Kara, le 15 juil. (ATOP) – La viande du chien est un élément central et primordial dans les rites initiatiques du peuple Kabyè. Cette chair, souvent conseillée aux lutteurs, leur donne le courage et l’endurance en cette période où ils ont plus besoin de force et de ruse pour terrasser leurs adversaires.
Compagnon fidèle de l’Homme, le chien est réputé pour son habilité à la chasse et son rôle de gardien de maison. En période des rites initiatiques traditionnels des Evala, la chair du chien intervient à divers niveaux.
Le chef du village de Lama Féying, Bewila Kpatcha, relève que la consommation de la viande du chien par l’aspirant Evalou, ne se fait pas par simple plaisir ou de façon volontaire, mais par une prescription nécessaire à l’accomplissement des rites initiatiques. « L’initié qu’il le veuille ou non, est tenu de consommer la chair de chien pour acquérir les qualités reconnues à cet animal, notamment le savoir-faire, l’endurance, la ténacité, la force physique et de l’intelligence », a-t-il affirmé.

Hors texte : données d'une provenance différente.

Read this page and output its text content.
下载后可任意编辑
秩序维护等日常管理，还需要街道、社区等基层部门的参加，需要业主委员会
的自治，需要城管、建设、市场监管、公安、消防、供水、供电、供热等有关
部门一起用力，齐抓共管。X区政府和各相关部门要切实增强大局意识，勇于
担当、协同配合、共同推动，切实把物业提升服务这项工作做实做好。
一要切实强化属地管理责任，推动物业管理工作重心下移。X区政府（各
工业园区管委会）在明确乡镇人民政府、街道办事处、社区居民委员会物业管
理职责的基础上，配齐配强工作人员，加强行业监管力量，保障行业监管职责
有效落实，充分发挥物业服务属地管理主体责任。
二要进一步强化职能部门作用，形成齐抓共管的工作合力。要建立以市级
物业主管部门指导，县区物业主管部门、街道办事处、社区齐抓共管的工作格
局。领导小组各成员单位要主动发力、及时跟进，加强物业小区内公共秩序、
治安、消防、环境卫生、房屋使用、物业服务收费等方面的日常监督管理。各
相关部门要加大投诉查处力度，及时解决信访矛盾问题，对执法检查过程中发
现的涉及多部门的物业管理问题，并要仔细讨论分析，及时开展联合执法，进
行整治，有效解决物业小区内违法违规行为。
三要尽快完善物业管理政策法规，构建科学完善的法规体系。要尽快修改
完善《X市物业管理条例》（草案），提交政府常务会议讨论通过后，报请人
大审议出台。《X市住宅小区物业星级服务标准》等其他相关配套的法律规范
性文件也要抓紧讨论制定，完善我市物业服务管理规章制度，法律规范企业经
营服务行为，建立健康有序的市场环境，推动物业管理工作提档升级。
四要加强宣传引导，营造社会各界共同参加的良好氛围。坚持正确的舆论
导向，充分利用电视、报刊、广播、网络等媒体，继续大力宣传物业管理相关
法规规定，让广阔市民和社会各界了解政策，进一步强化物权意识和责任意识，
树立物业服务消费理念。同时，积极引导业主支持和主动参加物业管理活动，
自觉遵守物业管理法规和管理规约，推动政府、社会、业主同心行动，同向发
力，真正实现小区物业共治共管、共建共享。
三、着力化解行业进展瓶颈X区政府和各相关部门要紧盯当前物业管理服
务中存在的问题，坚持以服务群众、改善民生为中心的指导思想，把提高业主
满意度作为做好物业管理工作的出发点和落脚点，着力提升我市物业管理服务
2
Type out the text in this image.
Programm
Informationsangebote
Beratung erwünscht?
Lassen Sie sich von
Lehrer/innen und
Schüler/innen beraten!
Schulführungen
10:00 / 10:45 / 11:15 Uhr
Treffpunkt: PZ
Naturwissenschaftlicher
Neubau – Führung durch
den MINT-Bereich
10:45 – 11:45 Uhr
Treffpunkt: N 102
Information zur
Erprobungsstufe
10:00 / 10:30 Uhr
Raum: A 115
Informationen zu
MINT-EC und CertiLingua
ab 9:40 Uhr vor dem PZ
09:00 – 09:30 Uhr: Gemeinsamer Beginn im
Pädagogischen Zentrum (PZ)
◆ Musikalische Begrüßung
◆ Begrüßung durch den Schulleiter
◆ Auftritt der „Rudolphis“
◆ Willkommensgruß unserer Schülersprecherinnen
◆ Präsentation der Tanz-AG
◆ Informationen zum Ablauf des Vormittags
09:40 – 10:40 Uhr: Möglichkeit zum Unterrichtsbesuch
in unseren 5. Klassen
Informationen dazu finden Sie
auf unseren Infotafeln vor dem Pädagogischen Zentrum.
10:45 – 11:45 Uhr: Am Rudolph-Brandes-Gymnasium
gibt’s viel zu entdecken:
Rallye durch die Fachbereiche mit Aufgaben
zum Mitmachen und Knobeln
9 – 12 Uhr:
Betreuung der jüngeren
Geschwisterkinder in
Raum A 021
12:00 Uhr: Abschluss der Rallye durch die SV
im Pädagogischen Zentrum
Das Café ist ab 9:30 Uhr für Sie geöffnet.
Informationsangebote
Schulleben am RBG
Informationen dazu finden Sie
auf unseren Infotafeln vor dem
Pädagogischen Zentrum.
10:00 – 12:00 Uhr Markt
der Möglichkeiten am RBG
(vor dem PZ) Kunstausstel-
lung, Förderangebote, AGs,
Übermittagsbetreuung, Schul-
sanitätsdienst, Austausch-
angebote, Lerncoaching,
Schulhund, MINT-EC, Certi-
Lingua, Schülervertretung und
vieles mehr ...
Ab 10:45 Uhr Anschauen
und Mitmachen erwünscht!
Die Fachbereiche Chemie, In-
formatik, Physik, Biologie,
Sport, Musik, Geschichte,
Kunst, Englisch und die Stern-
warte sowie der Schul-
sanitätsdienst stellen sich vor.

Le chef village a indiqué que la consommation de la viande du chien s’étend en principe sur les trois années que dure l’initiation. « Les jeunes en voie d’initiation sont conduits dans un endroit identifié, communément appelé « Ahoyé », un lieu sacré interdit d’accès aux femmes et enfants et loin des maisons. Dans ce lieu sacré, chaque jeune apporte son chien pour être abattu conformément aux rituels qui consistent à tenir le coup de l’animal par les mains d’un groupe d’Evala et l’étouffer à mort. Les carcasses des chiens sont décapitées, préparées et mangées sur place. Les crânes quant à eux sont alors accrochés à un arbre généralement un baobab puis la graisse recueillie est utilisée pour passer sur le corps des futurs lutteurs facilitant ainsi la glissade au moment de la lutte. C’est ce qui fait qu’au cours de la lutte, les Evala puisent la terre dans leurs mains afin de surpasser les difficultés liées aux glissades du corps de leurs adversaires », a révélé le chef Bewila Kpatcha,
Selon Awui Kpatchaa, prêtre traditionnel à Lama Kpédah, le non-respect de cette prescription traditionnelle entraine la déperdition des mœurs. « Cette règlementation n’est plus de nos jours respectés par les jeunes car ils raffolent la viande du chien pour plusieurs raisons : son goût succulent, appétissant, et aussi pour ses multiples vertus thérapeutiques telles que vertus aphrodisiaques », a-t-il déploré. Il a affirmé que selon certains, cette chair aide aussi à soigner certaines maladies et sert de bouclier pour résister contre les mauvais sorts.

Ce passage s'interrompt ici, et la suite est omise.